The Specialist will exemplify excellent interpersonal skills and be capable of developing productive customer‑centric working relationships with internal and external customers and have a role with high visibility to all departments. The Specialist will demonstrate excellent written and oral communication skills with the ability to clearly and concisely articulate complex issues to a range of target audiences. The Specialist will have strong familiarity with Microsoft word processing and spreadsheet management software.

They will thrive in a team environment but will also work autonomously utilizing strong self‑management and organizational skills. The Specialist will value the processes owned by internal customers and subject matter experts and will possess a demonstrated ability to support and influence positive outcomes in the application of that knowledge to wider processes.

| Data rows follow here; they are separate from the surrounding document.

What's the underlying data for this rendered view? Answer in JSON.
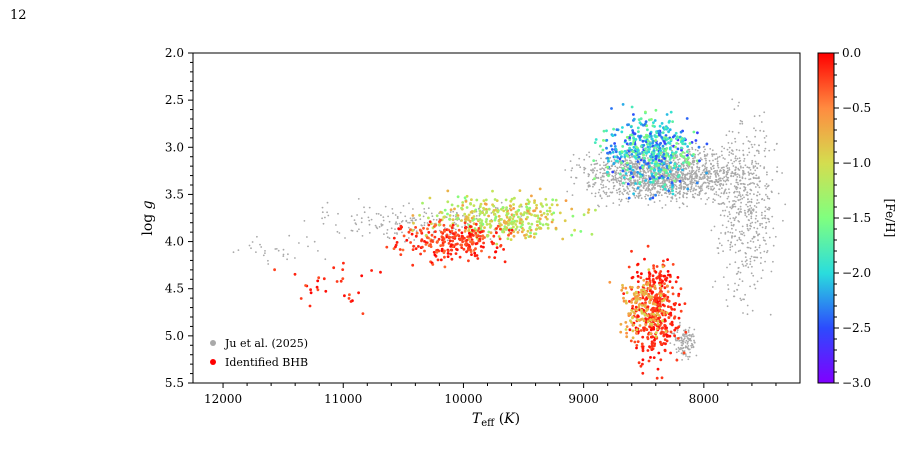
{
  "page": {
    "number": "12"
  },
  "chart_data": {
    "type": "scatter",
    "xlabel": "T_eff (K)",
    "ylabel": "log g",
    "x_ticks": [
      12000,
      11000,
      10000,
      9000,
      8000
    ],
    "y_ticks": [
      2.0,
      2.5,
      3.0,
      3.5,
      4.0,
      4.5,
      5.0,
      5.5
    ],
    "xlim": [
      12250,
      7200
    ],
    "ylim": [
      5.5,
      2.0
    ],
    "x_inverted": true,
    "y_inverted": true,
    "legend": {
      "placement": "lower-left"
    },
    "colorbar": {
      "label": "[Fe/H]",
      "range": [
        -3.0,
        0.0
      ],
      "ticks": [
        0.0,
        -0.5,
        -1.0,
        -1.5,
        -2.0,
        -2.5,
        -3.0
      ],
      "colormap": "rainbow"
    },
    "series": [
      {
        "name": "Ju et al. (2025)",
        "color": "#a9a9a9",
        "regions": [
          {
            "x_range": [
              7350,
              9300
            ],
            "y_range": [
              2.9,
              3.7
            ],
            "approx_count": 1500
          },
          {
            "x_range": [
              7300,
              8000
            ],
            "y_range": [
              2.3,
              5.0
            ],
            "approx_count": 500
          },
          {
            "x_range": [
              9300,
              11500
            ],
            "y_range": [
              3.5,
              4.1
            ],
            "approx_count": 200
          },
          {
            "x_range": [
              11000,
              12100
            ],
            "y_range": [
              3.9,
              4.3
            ],
            "approx_count": 30
          },
          {
            "x_range": [
              8000,
              8300
            ],
            "y_range": [
              4.8,
              5.3
            ],
            "approx_count": 120
          }
        ]
      },
      {
        "name": "Identified BHB",
        "color": "#ff0000",
        "regions": [
          {
            "x_range": [
              7900,
              9000
            ],
            "y_range": [
              2.5,
              3.6
            ],
            "feh_range": [
              -2.6,
              -1.4
            ],
            "approx_count": 500
          },
          {
            "x_range": [
              8800,
              10600
            ],
            "y_range": [
              3.4,
              4.1
            ],
            "feh_range": [
              -1.5,
              -0.6
            ],
            "approx_count": 350
          },
          {
            "x_range": [
              9500,
              10700
            ],
            "y_range": [
              3.7,
              4.3
            ],
            "feh_range": [
              -0.4,
              0.0
            ],
            "approx_count": 250
          },
          {
            "x_range": [
              8100,
              8700
            ],
            "y_range": [
              4.0,
              5.5
            ],
            "feh_range": [
              -0.3,
              0.0
            ],
            "approx_count": 400
          },
          {
            "x_range": [
              8200,
              8800
            ],
            "y_range": [
              4.2,
              5.2
            ],
            "feh_range": [
              -1.0,
              -0.5
            ],
            "approx_count": 150
          },
          {
            "x_range": [
              10500,
              11800
            ],
            "y_range": [
              4.0,
              4.9
            ],
            "feh_range": [
              -0.3,
              0.0
            ],
            "approx_count": 30
          }
        ]
      }
    ]
  }
}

• Administer the routing, review, release, and retirement of controlled documents in an electronic document management system.
• Administer the requirements for documents and other materials for training in an electronic learning management system.
• Manage the issuance, control, and reconciliation of a controlled copy and record program including Batch Records, Logbooks, QC Method packets, and posted materials.
• Create Production Labels using Loftware Software.
• Coordinate document and record availability for clients.
• Maintain site licensure documentation and coordinate renewal routing.
• Lead behind‑the‑scenes activities for client and health authority inspections, including maintaining documents, records, and other logistics in a state of continual inspection readiness.
• Provide technical writing and information design support in document authoring and document hierarchy decision‑making.
• Provide technical support and tips and tricks to internal customers for Microsoft Word and Excel.
• Troubleshoot electronic document and training management systems issues for internal customers.
• Support INCOG customers with the locating and routing of documentation and records.

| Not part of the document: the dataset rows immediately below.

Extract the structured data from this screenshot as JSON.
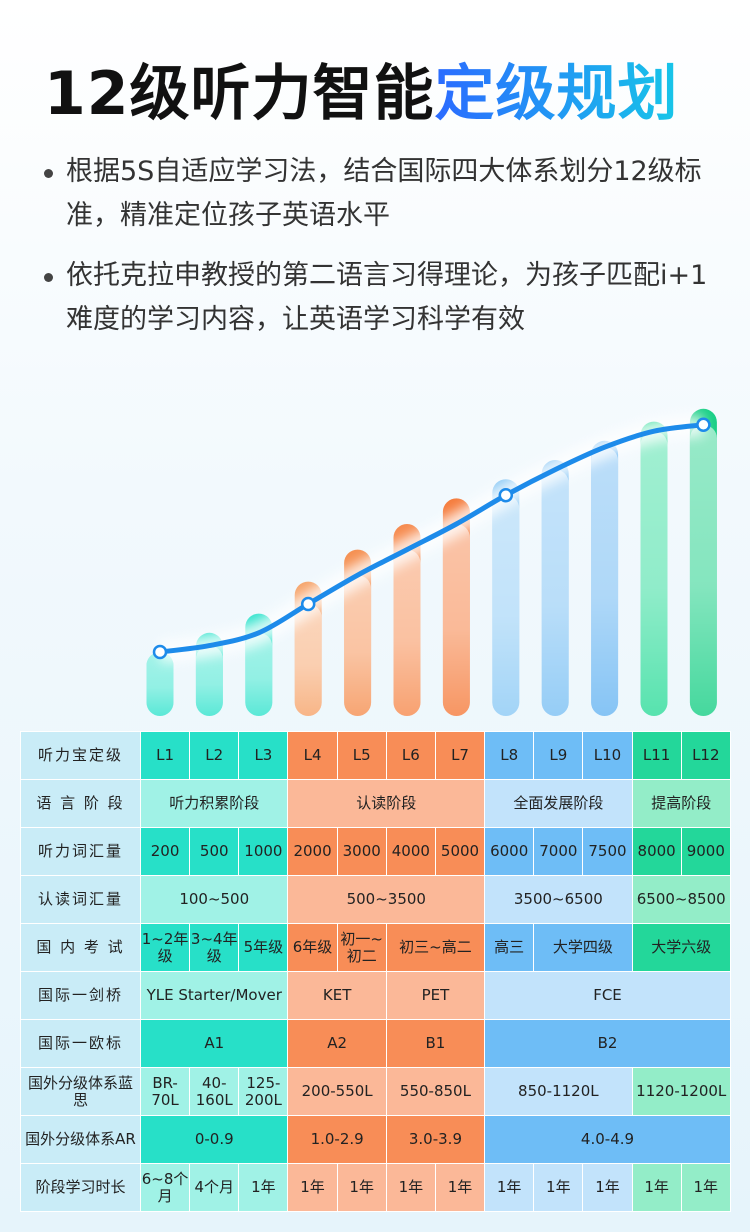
{
  "title": {
    "part1": "12级听力智能",
    "part2": "定级规划"
  },
  "bullets": [
    "根据5S自适应学习法，结合国际四大体系划分12级标准，精准定位孩子英语水平",
    "依托克拉申教授的第二语言习得理论，为孩子匹配i+1 难度的学习内容，让英语学习科学有效"
  ],
  "chart_data": {
    "type": "bar",
    "categories": [
      "L1",
      "L2",
      "L3",
      "L4",
      "L5",
      "L6",
      "L7",
      "L8",
      "L9",
      "L10",
      "L11",
      "L12"
    ],
    "values": [
      1,
      1.3,
      1.6,
      2.1,
      2.6,
      3.0,
      3.4,
      3.7,
      4.0,
      4.3,
      4.6,
      4.8
    ],
    "trend": [
      1.0,
      1.1,
      1.3,
      1.75,
      2.2,
      2.6,
      3.0,
      3.45,
      3.85,
      4.2,
      4.45,
      4.55
    ],
    "trend_markers": [
      0,
      3,
      7,
      11
    ],
    "ylim": [
      0,
      5
    ],
    "colors": [
      "#33e3cd",
      "#33e3cd",
      "#33e3cd",
      "#f6a46b",
      "#f59052",
      "#f68b4f",
      "#f57d3e",
      "#8ccaf5",
      "#7cc1f4",
      "#69b6f2",
      "#2fdc9b",
      "#19cf86"
    ],
    "trend_color": "#1d8bea"
  },
  "table": {
    "headers": {
      "level": "听力宝定级",
      "stage": "语 言 阶 段",
      "listen_vocab": "听力词汇量",
      "read_vocab": "认读词汇量",
      "domestic": "国 内 考 试",
      "cambridge": "国际一剑桥",
      "cefr": "国际一欧标",
      "lexile": "国外分级体系蓝思",
      "ar": "国外分级体系AR",
      "duration": "阶段学习时长"
    },
    "levels": [
      "L1",
      "L2",
      "L3",
      "L4",
      "L5",
      "L6",
      "L7",
      "L8",
      "L9",
      "L10",
      "L11",
      "L12"
    ],
    "stages": [
      "听力积累阶段",
      "认读阶段",
      "全面发展阶段",
      "提高阶段"
    ],
    "listen_vocab": [
      "200",
      "500",
      "1000",
      "2000",
      "3000",
      "4000",
      "5000",
      "6000",
      "7000",
      "7500",
      "8000",
      "9000"
    ],
    "read_vocab": [
      "100~500",
      "500~3500",
      "3500~6500",
      "6500~8500"
    ],
    "domestic": [
      "1~2年级",
      "3~4年级",
      "5年级",
      "6年级",
      "初一~初二",
      "初三~高二",
      "高三",
      "大学四级",
      "大学六级"
    ],
    "cambridge": [
      "YLE Starter/Mover",
      "KET",
      "PET",
      "FCE"
    ],
    "cefr": [
      "A1",
      "A2",
      "B1",
      "B2"
    ],
    "lexile": [
      "BR-70L",
      "40-160L",
      "125-200L",
      "200-550L",
      "550-850L",
      "850-1120L",
      "1120-1200L"
    ],
    "ar": [
      "0-0.9",
      "1.0-2.9",
      "3.0-3.9",
      "4.0-4.9"
    ],
    "duration": [
      "6~8个月",
      "4个月",
      "1年",
      "1年",
      "1年",
      "1年",
      "1年",
      "1年",
      "1年",
      "1年",
      "1年",
      "1年"
    ]
  }
}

• Bachelor’s degree required.
• Minimum of 2 years’ experience in a regulated industry.
• Minimum of 3 years’ experience designing, writing, and/or editing documents of a technical nature.
• Minimum of 3 years’ experience with internal customer service, support/troubleshooting and/or training/presenting publicly.
• Exceptional computer skills, particularly moderate to expert level experience with Microsoft Word and Microsoft Excel.
• Able to lift and move boxes of up to 50 lbs and stand for moderate periods of time.

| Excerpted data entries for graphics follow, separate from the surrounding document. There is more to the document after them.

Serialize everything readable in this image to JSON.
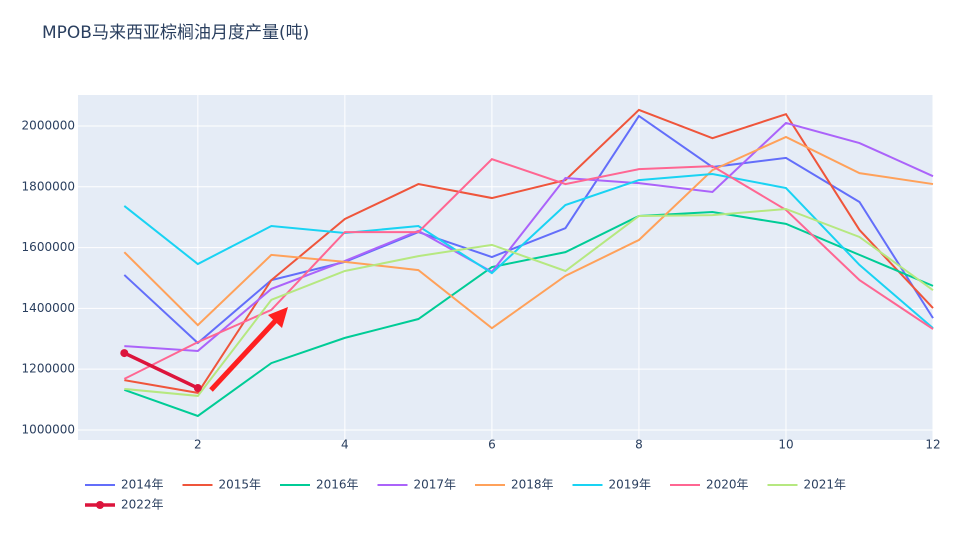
{
  "chart_data": {
    "type": "line",
    "title": "MPOB马来西亚棕榈油月度产量(吨)",
    "x": [
      1,
      2,
      3,
      4,
      5,
      6,
      7,
      8,
      9,
      10,
      11,
      12
    ],
    "xlim": [
      0.37,
      12
    ],
    "xticks": [
      2,
      4,
      6,
      8,
      10,
      12
    ],
    "ylim": [
      967000,
      2102000
    ],
    "yticks": [
      1000000,
      1200000,
      1400000,
      1600000,
      1800000,
      2000000
    ],
    "grid": true,
    "series": [
      {
        "name": "2014年",
        "color": "#636efa",
        "values": [
          1510000,
          1286000,
          1493000,
          1553000,
          1651000,
          1569000,
          1664000,
          2033000,
          1865000,
          1895000,
          1750000,
          1368000
        ]
      },
      {
        "name": "2015年",
        "color": "#EF553B",
        "values": [
          1164000,
          1122000,
          1493000,
          1694000,
          1809000,
          1763000,
          1822000,
          2053000,
          1960000,
          2039000,
          1658000,
          1401000
        ]
      },
      {
        "name": "2016年",
        "color": "#00cc96",
        "values": [
          1132000,
          1046000,
          1220000,
          1303000,
          1365000,
          1536000,
          1585000,
          1704000,
          1717000,
          1678000,
          1576000,
          1474000
        ]
      },
      {
        "name": "2017年",
        "color": "#ab63fa",
        "values": [
          1276000,
          1260000,
          1464000,
          1556000,
          1655000,
          1520000,
          1829000,
          1812000,
          1783000,
          2010000,
          1944000,
          1835000
        ]
      },
      {
        "name": "2018年",
        "color": "#FFA15A",
        "values": [
          1585000,
          1345000,
          1576000,
          1553000,
          1526000,
          1335000,
          1507000,
          1625000,
          1855000,
          1964000,
          1845000,
          1809000
        ]
      },
      {
        "name": "2019年",
        "color": "#19d3f3",
        "values": [
          1737000,
          1546000,
          1671000,
          1648000,
          1671000,
          1516000,
          1740000,
          1822000,
          1842000,
          1796000,
          1543000,
          1335000
        ]
      },
      {
        "name": "2020年",
        "color": "#FF6692",
        "values": [
          1168000,
          1289000,
          1395000,
          1651000,
          1651000,
          1891000,
          1809000,
          1858000,
          1868000,
          1724000,
          1493000,
          1332000
        ]
      },
      {
        "name": "2021年",
        "color": "#B6E880",
        "values": [
          1135000,
          1112000,
          1428000,
          1523000,
          1572000,
          1609000,
          1523000,
          1704000,
          1707000,
          1727000,
          1635000,
          1460000
        ]
      },
      {
        "name": "2022年",
        "color": "#DC143C",
        "markers": true,
        "values": [
          1253000,
          1138000,
          null,
          null,
          null,
          null,
          null,
          null,
          null,
          null,
          null,
          null
        ]
      }
    ]
  }
}
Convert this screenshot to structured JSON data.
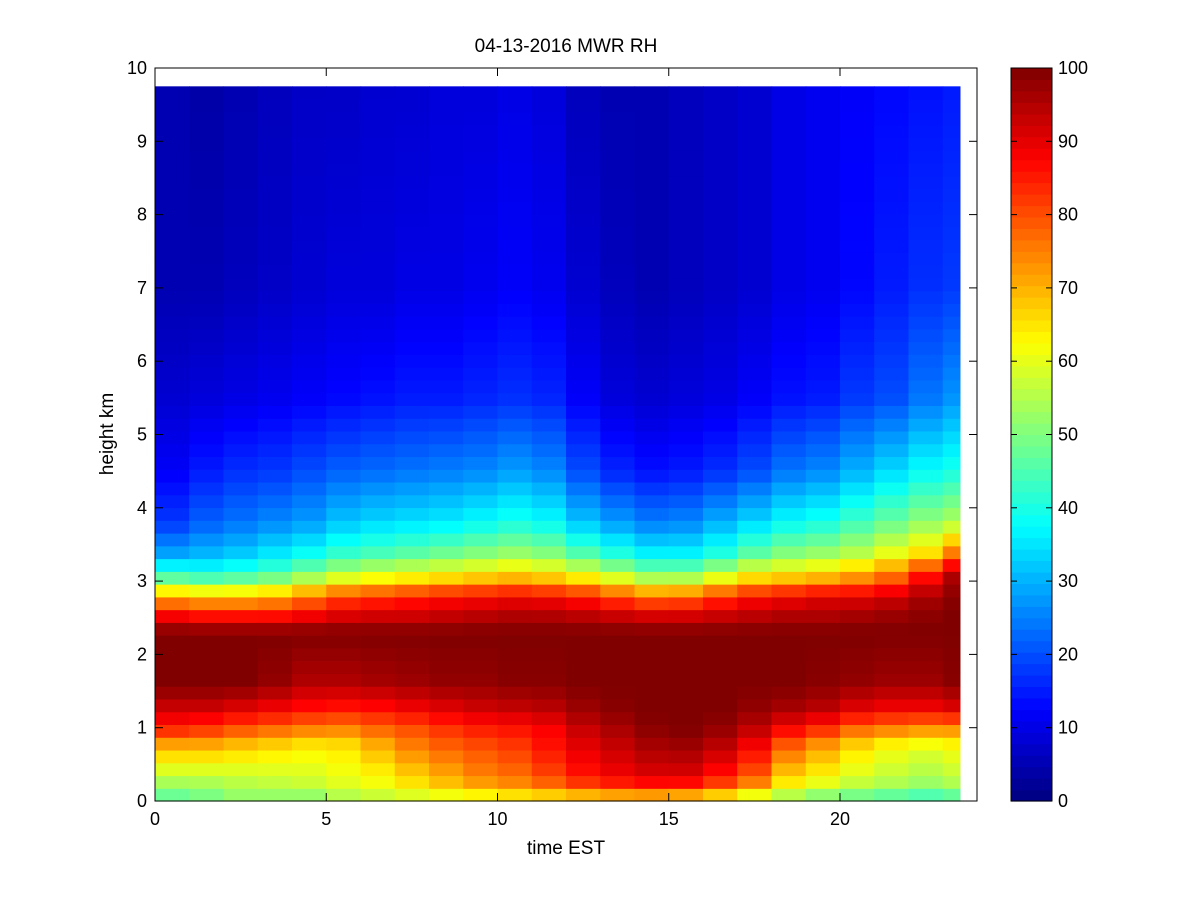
{
  "chart_data": {
    "type": "heatmap",
    "title": "04-13-2016 MWR RH",
    "xlabel": "time EST",
    "ylabel": "height km",
    "xlim": [
      0,
      24
    ],
    "ylim": [
      0,
      10
    ],
    "xticks": [
      0,
      5,
      10,
      15,
      20
    ],
    "yticks": [
      0,
      1,
      2,
      3,
      4,
      5,
      6,
      7,
      8,
      9,
      10
    ],
    "colorbar": {
      "label": "",
      "clim": [
        0,
        100
      ],
      "ticks": [
        0,
        10,
        20,
        30,
        40,
        50,
        60,
        70,
        80,
        90,
        100
      ],
      "colormap": "jet"
    },
    "x": [
      0,
      1,
      2,
      3,
      4,
      5,
      6,
      7,
      8,
      9,
      10,
      11,
      12,
      13,
      14,
      15,
      16,
      17,
      18,
      19,
      20,
      21,
      22,
      23
    ],
    "x_end": 23.5,
    "y_top": 9.75,
    "profiles": [
      {
        "heights": [
          0,
          0.1,
          0.3,
          0.75,
          1.0,
          1.25,
          1.6,
          2.3,
          2.5,
          2.8,
          3.1,
          3.4,
          3.8,
          4.5,
          5.5,
          7.0,
          9.75
        ],
        "rh": [
          35,
          50,
          55,
          70,
          85,
          92,
          100,
          100,
          90,
          70,
          42,
          28,
          18,
          12,
          8,
          5,
          5
        ]
      },
      {
        "heights": [
          0,
          0.1,
          0.3,
          0.75,
          1.0,
          1.25,
          1.6,
          2.3,
          2.5,
          2.8,
          3.1,
          3.4,
          3.8,
          4.5,
          5.5,
          7.0,
          9.75
        ],
        "rh": [
          35,
          52,
          55,
          70,
          83,
          92,
          100,
          100,
          88,
          68,
          40,
          30,
          22,
          15,
          9,
          5,
          4
        ]
      },
      {
        "heights": [
          0,
          0.1,
          0.3,
          0.75,
          1.0,
          1.25,
          1.6,
          2.3,
          2.5,
          2.8,
          3.1,
          3.4,
          3.8,
          4.5,
          5.5,
          7.0,
          9.75
        ],
        "rh": [
          35,
          55,
          56,
          68,
          80,
          90,
          100,
          100,
          88,
          68,
          42,
          32,
          24,
          17,
          10,
          6,
          5
        ]
      },
      {
        "heights": [
          0,
          0.1,
          0.3,
          0.75,
          1.0,
          1.25,
          1.6,
          2.3,
          2.5,
          2.8,
          3.1,
          3.4,
          3.8,
          4.5,
          5.5,
          7.0,
          9.75
        ],
        "rh": [
          35,
          55,
          57,
          66,
          78,
          88,
          98,
          100,
          88,
          70,
          45,
          35,
          26,
          18,
          11,
          7,
          6
        ]
      },
      {
        "heights": [
          0,
          0.1,
          0.3,
          0.75,
          1.0,
          1.25,
          1.6,
          2.3,
          2.5,
          2.8,
          3.1,
          3.4,
          3.8,
          4.5,
          5.5,
          7.0,
          9.75
        ],
        "rh": [
          36,
          55,
          58,
          64,
          76,
          86,
          95,
          100,
          90,
          75,
          50,
          38,
          28,
          20,
          12,
          8,
          7
        ]
      },
      {
        "heights": [
          0,
          0.1,
          0.3,
          0.75,
          1.0,
          1.25,
          1.6,
          2.3,
          2.5,
          2.8,
          3.1,
          3.4,
          3.8,
          4.5,
          5.5,
          7.0,
          9.75
        ],
        "rh": [
          38,
          58,
          60,
          65,
          75,
          85,
          95,
          100,
          92,
          80,
          55,
          42,
          32,
          22,
          13,
          9,
          7
        ]
      },
      {
        "heights": [
          0,
          0.1,
          0.3,
          0.75,
          1.0,
          1.25,
          1.6,
          2.3,
          2.5,
          2.8,
          3.1,
          3.4,
          3.8,
          4.5,
          5.5,
          7.0,
          9.75
        ],
        "rh": [
          40,
          60,
          62,
          70,
          78,
          86,
          96,
          100,
          93,
          82,
          58,
          44,
          34,
          23,
          14,
          9,
          8
        ]
      },
      {
        "heights": [
          0,
          0.1,
          0.3,
          0.75,
          1.0,
          1.25,
          1.6,
          2.3,
          2.5,
          2.8,
          3.1,
          3.4,
          3.8,
          4.5,
          5.5,
          7.0,
          9.75
        ],
        "rh": [
          42,
          62,
          66,
          75,
          80,
          88,
          97,
          100,
          93,
          84,
          60,
          46,
          35,
          24,
          15,
          10,
          8
        ]
      },
      {
        "heights": [
          0,
          0.1,
          0.3,
          0.75,
          1.0,
          1.25,
          1.6,
          2.3,
          2.5,
          2.8,
          3.1,
          3.4,
          3.8,
          4.5,
          5.5,
          7.0,
          9.75
        ],
        "rh": [
          44,
          64,
          70,
          78,
          83,
          90,
          98,
          100,
          94,
          86,
          62,
          48,
          36,
          25,
          15,
          10,
          9
        ]
      },
      {
        "heights": [
          0,
          0.1,
          0.3,
          0.75,
          1.0,
          1.25,
          1.6,
          2.3,
          2.5,
          2.8,
          3.1,
          3.4,
          3.8,
          4.5,
          5.5,
          7.0,
          9.75
        ],
        "rh": [
          46,
          66,
          74,
          80,
          85,
          92,
          98,
          100,
          95,
          87,
          64,
          50,
          38,
          26,
          16,
          11,
          9
        ]
      },
      {
        "heights": [
          0,
          0.1,
          0.3,
          0.75,
          1.0,
          1.25,
          1.6,
          2.3,
          2.5,
          2.8,
          3.1,
          3.4,
          3.8,
          4.5,
          5.5,
          7.0,
          9.75
        ],
        "rh": [
          48,
          68,
          76,
          82,
          86,
          93,
          99,
          100,
          96,
          88,
          66,
          52,
          40,
          28,
          17,
          12,
          10
        ]
      },
      {
        "heights": [
          0,
          0.1,
          0.3,
          0.75,
          1.0,
          1.25,
          1.6,
          2.3,
          2.5,
          2.8,
          3.1,
          3.4,
          3.8,
          4.5,
          5.5,
          7.0,
          9.75
        ],
        "rh": [
          50,
          70,
          80,
          86,
          88,
          94,
          99,
          100,
          96,
          87,
          64,
          50,
          38,
          26,
          16,
          11,
          9
        ]
      },
      {
        "heights": [
          0,
          0.1,
          0.3,
          0.75,
          1.0,
          1.25,
          1.6,
          2.3,
          2.5,
          2.8,
          3.1,
          3.4,
          3.8,
          4.5,
          5.5,
          7.0,
          9.75
        ],
        "rh": [
          55,
          72,
          85,
          90,
          93,
          97,
          100,
          100,
          95,
          85,
          60,
          45,
          32,
          20,
          12,
          8,
          6
        ]
      },
      {
        "heights": [
          0,
          0.1,
          0.3,
          0.75,
          1.0,
          1.25,
          1.6,
          2.3,
          2.5,
          2.8,
          3.1,
          3.4,
          3.8,
          4.5,
          5.5,
          7.0,
          9.75
        ],
        "rh": [
          56,
          74,
          88,
          93,
          96,
          99,
          100,
          100,
          94,
          80,
          55,
          40,
          28,
          16,
          9,
          6,
          5
        ]
      },
      {
        "heights": [
          0,
          0.1,
          0.3,
          0.75,
          1.0,
          1.25,
          1.6,
          2.3,
          2.5,
          2.8,
          3.1,
          3.4,
          3.8,
          4.5,
          5.5,
          7.0,
          9.75
        ],
        "rh": [
          56,
          75,
          90,
          96,
          99,
          100,
          100,
          100,
          93,
          76,
          50,
          36,
          25,
          14,
          8,
          5,
          5
        ]
      },
      {
        "heights": [
          0,
          0.1,
          0.3,
          0.75,
          1.0,
          1.25,
          1.6,
          2.3,
          2.5,
          2.8,
          3.1,
          3.4,
          3.8,
          4.5,
          5.5,
          7.0,
          9.75
        ],
        "rh": [
          54,
          74,
          90,
          97,
          100,
          100,
          100,
          100,
          93,
          77,
          50,
          36,
          26,
          15,
          9,
          6,
          6
        ]
      },
      {
        "heights": [
          0,
          0.1,
          0.3,
          0.75,
          1.0,
          1.25,
          1.6,
          2.3,
          2.5,
          2.8,
          3.1,
          3.4,
          3.8,
          4.5,
          5.5,
          7.0,
          9.75
        ],
        "rh": [
          50,
          70,
          85,
          94,
          98,
          100,
          100,
          100,
          94,
          82,
          56,
          40,
          30,
          17,
          10,
          7,
          7
        ]
      },
      {
        "heights": [
          0,
          0.1,
          0.3,
          0.75,
          1.0,
          1.25,
          1.6,
          2.3,
          2.5,
          2.8,
          3.1,
          3.4,
          3.8,
          4.5,
          5.5,
          7.0,
          9.75
        ],
        "rh": [
          44,
          64,
          78,
          88,
          94,
          98,
          100,
          100,
          95,
          86,
          62,
          46,
          34,
          20,
          12,
          8,
          8
        ]
      },
      {
        "heights": [
          0,
          0.1,
          0.3,
          0.75,
          1.0,
          1.25,
          1.6,
          2.3,
          2.5,
          2.8,
          3.1,
          3.4,
          3.8,
          4.5,
          5.5,
          7.0,
          9.75
        ],
        "rh": [
          40,
          58,
          66,
          78,
          88,
          96,
          100,
          100,
          96,
          88,
          64,
          50,
          38,
          24,
          14,
          10,
          10
        ]
      },
      {
        "heights": [
          0,
          0.1,
          0.3,
          0.75,
          1.0,
          1.25,
          1.6,
          2.3,
          2.5,
          2.8,
          3.1,
          3.4,
          3.8,
          4.5,
          5.5,
          7.0,
          9.75
        ],
        "rh": [
          36,
          54,
          62,
          72,
          84,
          94,
          99,
          100,
          96,
          90,
          66,
          52,
          40,
          26,
          15,
          11,
          11
        ]
      },
      {
        "heights": [
          0,
          0.1,
          0.3,
          0.75,
          1.0,
          1.25,
          1.6,
          2.3,
          2.5,
          2.8,
          3.1,
          3.4,
          3.8,
          4.5,
          5.5,
          7.0,
          9.75
        ],
        "rh": [
          32,
          52,
          58,
          66,
          78,
          90,
          98,
          100,
          97,
          90,
          70,
          55,
          44,
          30,
          18,
          13,
          12
        ]
      },
      {
        "heights": [
          0,
          0.1,
          0.3,
          0.75,
          1.0,
          1.25,
          1.6,
          2.3,
          2.5,
          2.8,
          3.1,
          3.4,
          3.8,
          4.5,
          5.5,
          7.0,
          9.75
        ],
        "rh": [
          30,
          50,
          56,
          62,
          76,
          88,
          97,
          100,
          98,
          92,
          75,
          60,
          48,
          34,
          20,
          15,
          13
        ]
      },
      {
        "heights": [
          0,
          0.1,
          0.3,
          0.75,
          1.0,
          1.25,
          1.6,
          2.3,
          2.5,
          2.8,
          3.1,
          3.4,
          3.8,
          4.5,
          5.5,
          7.0,
          9.75
        ],
        "rh": [
          28,
          48,
          54,
          60,
          74,
          88,
          97,
          100,
          99,
          96,
          85,
          65,
          52,
          38,
          24,
          17,
          14
        ]
      },
      {
        "heights": [
          0,
          0.1,
          0.3,
          0.75,
          1.0,
          1.25,
          1.6,
          2.3,
          2.5,
          2.8,
          3.1,
          3.4,
          3.8,
          4.5,
          5.5,
          7.0,
          9.75
        ],
        "rh": [
          30,
          50,
          56,
          62,
          74,
          90,
          99,
          100,
          100,
          99,
          95,
          75,
          55,
          40,
          27,
          18,
          15
        ]
      }
    ]
  }
}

• Bachelor’s degree in a science field or Language/Communications.
• Certification in Technical Writing or Information Management.
• Microsoft Office Specialist or Expert certification in Word and/or Excel.
• Moderate to expert level experience with Microsoft PowerPoint, Visio and/or other presentation software packages.
• Experience as a user of an electronic GxP management system (eDMS, eLMS, eQMS, LIMS, CMMS, etc.);
  Administrator experience highly preferred.
• Experience/comfort with industrial copiers/printers and scanners.

At INCOG Bio Pharma we have built a world‑class CDMO for parenteral injectable drugs. Our culture and priorities are different by design: focused on building long‑term value for our customers, we are committed to a service‑culture mindset, technical excellence, and a collaborative and team‑centered approach to doing business.

If you crave the challenge of creating systems from scratch and believe you have insights for a better way of doing business, which benefits customers by ensuring quality outcomes and accelerating their route to market, we want to hear from you. Unless otherwise specified, all positions are based out of our Fishers, IN offices. Please note, we are a smoke‑free campus.

INCOG Bio Pharma is an Equal Opportunity Employer and prohibits discrimination and harassment of any kind. All employment decisions at INCOG Bio Pharma are based on business needs, job requirements and individual qualifications, without regard to race, color, religion or belief, sex (including pregnancy), age, physical disability, sexual orientation, family or parental status, or any other status protected by the laws or regulations in the locations where we operate.

We will not tolerate discrimination or harassment based on any of these characteristics.

By submitting your resume and details, you are declaring that the information is correct and accurate.